In 1948, together with Chief Frederick Rotimi Williams and Chief Remilekun Fani-Kayode he set up the first indigenous Nigerian law firm, called “Thomas, Williams and Kayode”. Thomas served with distinction as both a colonial minister of the Colony and Protectorate of Nigeria and a nobleman and privy counsellor of the historic Oyo clan of Yorubaland at a time when his native country was just beginning the journey to its independence in the 1960s. He was Nigeria’s first Minister of Transportation.
In 1946, he became the legal adviser of Egbe Omo Oduduwa and was one of the founding members of the Action Group. Prior to joining Action Group, he was a successful Lagos lawyer and was a member of the Nigerian Youth Movement. He is credited as the first prominent Nigerian political elite during the colonial era to make strong interpretation for regional-based political parties, which, he believed the parties will be equipped with the necessary knowledge to develop their regions and also forming a coalition at the center. He was also a leading advocate for the bringing of tribal chiefs and kings into the expanding fold of the Action Group. To this policy, he undoubtedly gave much of his own experience as the Balogun of Oyo, a title he received in 1949. The strategy later proved to be a potent framework for mass mobilization in some towns.
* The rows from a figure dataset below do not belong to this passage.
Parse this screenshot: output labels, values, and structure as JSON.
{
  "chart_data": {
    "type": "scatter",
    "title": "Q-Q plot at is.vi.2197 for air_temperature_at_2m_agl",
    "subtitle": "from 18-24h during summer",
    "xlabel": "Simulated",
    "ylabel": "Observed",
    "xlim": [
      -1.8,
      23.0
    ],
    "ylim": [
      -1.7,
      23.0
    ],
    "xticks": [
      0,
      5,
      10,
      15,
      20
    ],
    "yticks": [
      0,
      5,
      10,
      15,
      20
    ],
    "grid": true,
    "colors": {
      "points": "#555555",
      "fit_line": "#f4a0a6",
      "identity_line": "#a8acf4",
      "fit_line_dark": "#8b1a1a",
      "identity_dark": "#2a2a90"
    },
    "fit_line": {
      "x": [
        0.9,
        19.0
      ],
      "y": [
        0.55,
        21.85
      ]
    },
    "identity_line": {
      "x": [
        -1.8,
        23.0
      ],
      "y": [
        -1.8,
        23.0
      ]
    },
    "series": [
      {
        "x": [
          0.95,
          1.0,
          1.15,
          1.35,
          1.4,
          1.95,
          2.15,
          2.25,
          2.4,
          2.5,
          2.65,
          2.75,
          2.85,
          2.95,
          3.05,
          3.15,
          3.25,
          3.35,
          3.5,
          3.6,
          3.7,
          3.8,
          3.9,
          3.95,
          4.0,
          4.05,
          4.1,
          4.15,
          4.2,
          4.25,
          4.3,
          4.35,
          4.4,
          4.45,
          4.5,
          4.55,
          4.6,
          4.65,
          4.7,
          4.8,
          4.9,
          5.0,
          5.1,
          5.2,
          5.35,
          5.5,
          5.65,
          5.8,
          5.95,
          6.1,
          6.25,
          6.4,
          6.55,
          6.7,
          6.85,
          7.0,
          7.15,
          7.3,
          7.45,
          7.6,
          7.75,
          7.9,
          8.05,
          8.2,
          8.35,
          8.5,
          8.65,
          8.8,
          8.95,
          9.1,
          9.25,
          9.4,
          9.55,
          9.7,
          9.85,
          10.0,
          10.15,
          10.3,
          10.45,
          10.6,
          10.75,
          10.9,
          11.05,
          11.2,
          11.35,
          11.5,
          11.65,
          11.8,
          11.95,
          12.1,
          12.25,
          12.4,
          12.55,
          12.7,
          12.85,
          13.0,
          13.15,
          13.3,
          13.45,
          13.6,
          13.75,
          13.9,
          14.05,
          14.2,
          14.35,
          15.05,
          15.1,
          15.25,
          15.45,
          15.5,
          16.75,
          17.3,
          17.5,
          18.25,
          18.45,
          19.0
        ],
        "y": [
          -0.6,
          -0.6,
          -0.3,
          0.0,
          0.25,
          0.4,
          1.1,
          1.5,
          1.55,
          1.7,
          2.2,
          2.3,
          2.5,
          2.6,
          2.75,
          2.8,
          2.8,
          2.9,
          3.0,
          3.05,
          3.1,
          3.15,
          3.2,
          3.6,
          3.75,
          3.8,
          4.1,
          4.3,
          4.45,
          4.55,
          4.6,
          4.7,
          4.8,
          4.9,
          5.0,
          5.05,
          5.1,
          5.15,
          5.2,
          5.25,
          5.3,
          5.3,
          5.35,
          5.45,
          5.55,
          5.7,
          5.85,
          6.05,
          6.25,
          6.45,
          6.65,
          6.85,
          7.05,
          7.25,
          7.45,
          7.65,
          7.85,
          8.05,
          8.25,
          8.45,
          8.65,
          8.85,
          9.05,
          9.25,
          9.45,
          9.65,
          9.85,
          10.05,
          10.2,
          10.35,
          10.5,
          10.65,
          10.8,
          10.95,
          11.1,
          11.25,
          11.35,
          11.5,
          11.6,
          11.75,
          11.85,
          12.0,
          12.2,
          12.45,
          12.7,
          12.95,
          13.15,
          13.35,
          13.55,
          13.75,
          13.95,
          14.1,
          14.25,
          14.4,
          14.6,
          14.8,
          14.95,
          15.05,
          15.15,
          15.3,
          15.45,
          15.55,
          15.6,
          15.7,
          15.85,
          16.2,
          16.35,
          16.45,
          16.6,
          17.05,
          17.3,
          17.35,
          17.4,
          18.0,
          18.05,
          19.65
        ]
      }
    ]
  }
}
The Oloyes Thomas and Awolowo sometimes had rival political thoughts, many of which were never settled before his death. Most of his ideas on regional parties which ended up becoming approximated with the early self-government political structure were never fully reconciled with Awolowo’s ideas, which were based on federalism.
In 1951, Thomas represented the Western region as Minister of Transport under the Mcpherson Constitution and an advocate for self-governance in Nigeria by 1956, he resigned from the portfolio during a constitutional crisis in March, 1953. He later became Minister of Works after a Constitutional Conference in London.
Thomas was regarded as a brilliant but very arrogant man who had strained relationships with some of the local leaders like Ahmadu Bello and Alaafin Aderemi II. He was said to have been rude to the Alaafin at an Oyo Divisional Council meeting because the Alaafin did not stand up in reverence to him (he was the chairman of the council while the Alaafin was a member).
The Oloye Thomas married Lucretia Shobola Odunsi. Among his children are Eniola and Dapo. He was chancellor of the African Church of Nigeria and was an editorial board member of the Daily Service. He was sometimes outspoken and this made him incur enemies.
On November 22, after returning from Oyo, Thomas became ill at his Yaba, Lagos home, he was later taken to Ijebu-Igbo for further treatment. He died in Ijebu-Igbo on November 23, 1953 which was his daughter’s second birthday.